Customer care is more than royal treatment

The efforts to improve customer care relations in Rwanda have seen a major boost from all corners, mainly from the President who is on record for urging Rwandans not to accept lousy services. Rwanda Development Board (RDB) and so many other stakeholders have been making efforts to spread the gospel of good customer relations for quite sometime now.

The efforts to improve customer care relations in Rwanda have seen a major boost from all corners, mainly from the President who is on record for urging Rwandans not to accept lousy services.

Rwanda Development Board (RDB) and so many other stakeholders have been making efforts to spread the gospel of good customer relations for quite sometime now.

The media, especially The New Times has been awash with commentaries and opinions from experts and concerned contributors on how customer care can be improved.
All this is premised on the losses the economy has, for long, suffered due to poor customer relations. This is often in form of losing customers and precious time that is supposed to be used for meaningful business transactions.

Eventually there is a negative impact on the economy in general by discouraging prospective local and foreign investors. 

The key message concerning the improvement of customer care relations has been and continues to be that businesses must always remember that, “The customer is king.”

This message of royalty sometimes revolves around the need for staff members to always smile while attending to customers. I have actually seen some of  Kobil fuel stations in town promising a service with a smile.
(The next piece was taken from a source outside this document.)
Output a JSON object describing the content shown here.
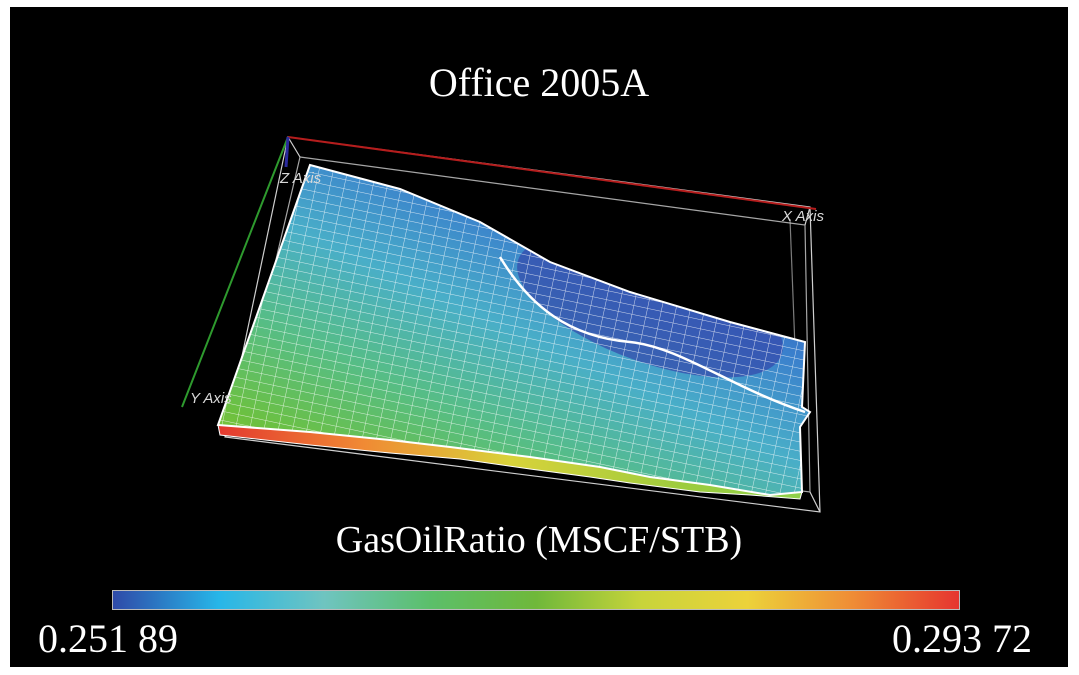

The problem is that some people have been convinced that a smile is all that counts. Personally, I do not think any king would be happy just to have people around him smiling endlessly. I think he would be happier if his servants knew what he wanted, when he wants it and making an effort to make sure it gets to him in the shortest time possible.
Therefore, whoever is training entrepreneurs about customer care ought to stress the fact that there is much more to it than just a smile.

I believe the key message should be that business owners should always take time to be in the customers’ shoes and think about why the customer came to their establishment in the first place.

After knowing what brings them, they should then go ahead and address that need in the most convenient and time conscious manner. For example, it must be pretty clear that people go to a restaurant to get something to eat or precisely because of hunger. If this is understood by the staff, then time consciousness must kick in because every minute wasted adds to the hunger (and anger) of the customer.

In a bank, the clients are essentially there to make business transactions. In other words, the bank is not an end but a means to an end. Once bank managers are aware of this, they will be in a better position to train their staff to work more swiftly to save time. These clients came for financial reasons not to enjoy the comfort of the bank’s sofas.

All I am trying to say is that business owners and their staff should, at all times, be aware of the basic needs of their clients and make an effort to address them conveniently and appropriately. It does not help for a waiter to constantly smile at a hungry restaurant client.